As shown in Fig. 2, straggling parameter is stable at any time between carrier system, it can be steady using it in more epoch consecutive trackings
It is qualitative to obtain more redundancy observations.More epoch consecutive trackings the following steps are included:
Based on the time domain modeling model of deviation between system, the positioning of GPS and GLONASS tight integration is established using Kalman filter
State equation and observational equation shown in Filtering Model, i.e. formula (20) and formula (21):
Xk=ΦK, k-1Xk-1+wk (20)
Lk=AkXk+vk
In formula, XkAnd Xk-1Respectively indicate tkAnd tk-1The state vector at moment;ΦK, k-1Indicate tk-1Moment is to tkWhen etching system
The state-transition matrix of state;wkExpression system dynamic noise vector;LkIndicate tkThe observation vector at moment;AkFor observational equation
Coefficient matrix;vkFor observation noise vector.In GNSS data processing, system noise w is commonly assumed thatkWith observation noise vkMutually
It is uncorrelated, and the characteristic with zero-mean and white Gaussian noise, i.e.,
In formula, QwkAnd RkThe respectively variance matrix of the variance matrix of system noise and measurement noise.

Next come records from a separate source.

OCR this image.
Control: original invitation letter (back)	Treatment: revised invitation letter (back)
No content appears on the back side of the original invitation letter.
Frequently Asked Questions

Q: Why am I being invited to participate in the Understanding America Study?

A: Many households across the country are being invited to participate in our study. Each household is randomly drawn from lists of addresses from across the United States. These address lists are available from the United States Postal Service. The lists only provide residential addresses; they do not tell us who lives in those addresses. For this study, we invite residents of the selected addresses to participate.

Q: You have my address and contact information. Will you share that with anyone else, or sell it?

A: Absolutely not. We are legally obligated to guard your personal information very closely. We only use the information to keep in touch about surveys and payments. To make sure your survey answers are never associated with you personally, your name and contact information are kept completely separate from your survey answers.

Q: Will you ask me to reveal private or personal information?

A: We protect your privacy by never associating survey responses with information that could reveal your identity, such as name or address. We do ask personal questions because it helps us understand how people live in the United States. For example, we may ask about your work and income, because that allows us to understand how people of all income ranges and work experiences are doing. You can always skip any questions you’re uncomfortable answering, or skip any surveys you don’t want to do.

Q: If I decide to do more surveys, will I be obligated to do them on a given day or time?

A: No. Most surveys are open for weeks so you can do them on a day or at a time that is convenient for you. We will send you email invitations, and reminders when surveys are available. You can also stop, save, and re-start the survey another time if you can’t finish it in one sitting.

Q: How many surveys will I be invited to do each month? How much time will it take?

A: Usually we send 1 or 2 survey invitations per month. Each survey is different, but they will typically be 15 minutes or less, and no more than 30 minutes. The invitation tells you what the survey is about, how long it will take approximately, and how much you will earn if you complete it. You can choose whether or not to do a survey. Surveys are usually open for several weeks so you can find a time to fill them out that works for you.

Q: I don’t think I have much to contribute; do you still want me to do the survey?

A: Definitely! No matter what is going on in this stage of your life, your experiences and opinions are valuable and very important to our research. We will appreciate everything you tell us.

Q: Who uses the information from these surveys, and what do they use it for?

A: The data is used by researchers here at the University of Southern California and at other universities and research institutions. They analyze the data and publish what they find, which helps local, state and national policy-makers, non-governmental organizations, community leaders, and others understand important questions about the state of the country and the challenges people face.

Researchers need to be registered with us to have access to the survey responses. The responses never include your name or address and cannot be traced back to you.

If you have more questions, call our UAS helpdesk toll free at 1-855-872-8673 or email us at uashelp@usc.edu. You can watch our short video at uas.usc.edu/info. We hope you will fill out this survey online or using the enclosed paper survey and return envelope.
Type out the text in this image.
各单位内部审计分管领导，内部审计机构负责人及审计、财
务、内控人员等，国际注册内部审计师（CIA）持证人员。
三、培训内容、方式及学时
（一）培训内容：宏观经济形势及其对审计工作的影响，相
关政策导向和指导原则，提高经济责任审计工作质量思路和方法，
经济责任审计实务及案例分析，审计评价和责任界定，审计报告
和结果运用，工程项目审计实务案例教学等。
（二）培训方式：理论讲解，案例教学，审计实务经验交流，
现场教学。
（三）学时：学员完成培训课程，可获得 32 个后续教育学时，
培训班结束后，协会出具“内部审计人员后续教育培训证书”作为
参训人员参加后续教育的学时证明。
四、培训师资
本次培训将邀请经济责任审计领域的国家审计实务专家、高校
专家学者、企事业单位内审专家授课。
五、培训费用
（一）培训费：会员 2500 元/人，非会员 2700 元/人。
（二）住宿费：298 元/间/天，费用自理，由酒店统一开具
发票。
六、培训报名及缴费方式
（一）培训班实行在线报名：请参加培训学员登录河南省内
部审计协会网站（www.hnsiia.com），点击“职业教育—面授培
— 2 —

It mainly includes updating the time to update two parts with observation that Kalman filtering, which carries out parameter Estimation, specific to calculate
Step are as follows:
(1) status predication
Utilize the initial value X of valuation or the filtering of previous momentk-1Obtain the predicted state vector X of later moment in timeK, k-1:
XK, k-1=ΦK, k-1Xk-1 (22)
Meanwhile predicted state vector X can be obtained according to law of propagation of errorsK, k-1Variance-covariance matrix QK, k-1:
(2) filtering gain is calculated
According to the observation model of the covariance information of prediction and current epoch, the gain matrix K of filtering is calculatedk:
(3) valuation updates
Utilize filtering gain matrix KkIn conjunction with the observation vector L at current timek, to Filtering Estimation XK, kIt is updated
XK, k=XK, k-1+Kk(Lk-AkXK, k-1) (25)
Variance-covariance matrix is updated simultaneously
Qk.k=(I-KkAk)QK, k-1 (26)
In subsequent time, above three step is repeated, to realize the lasting resolving to positioning result, obtains go through more
First consecutive tracking result.
Table 1
Table 1 is zero base line used and short baseline information.Using Australian Curtin University's polyphyly as shown in Figure 2 and Table 1
System GNSS zero base line and short baseline carry out experimental analysis, can be calculated between GPS-GLONASS carrier system according to above-mentioned steps 2
Deviation single epoch valuation sequence, fig. 3, it is shown that ignoring the influence of observation noise, no matter for identical receiver class
Type or different receivers type, between carrier system deviation change over time all be it is relatively stable, compared to equal within the scope of three days
Within 0.1 week, standard deviation is better than 0.01 week the amplitude of value.Fig. 4 gives when satellites in view quantity is 8, using normal
Advise positioning result comparison when pine combination model and tight integration model of the present invention, it can be seen that can significantly mention using tight integration model
High position precision is respectively increased 13.5%, 15.0% and 46.2% on tri- directions N, E, U.
The above is only some embodiments of the invention, it is noted that for the ordinary skill people of the art
For member, various improvements and modifications may be made without departing from the principle of the present invention, these improvements and modifications are also answered
It is considered as protection scope of the present invention.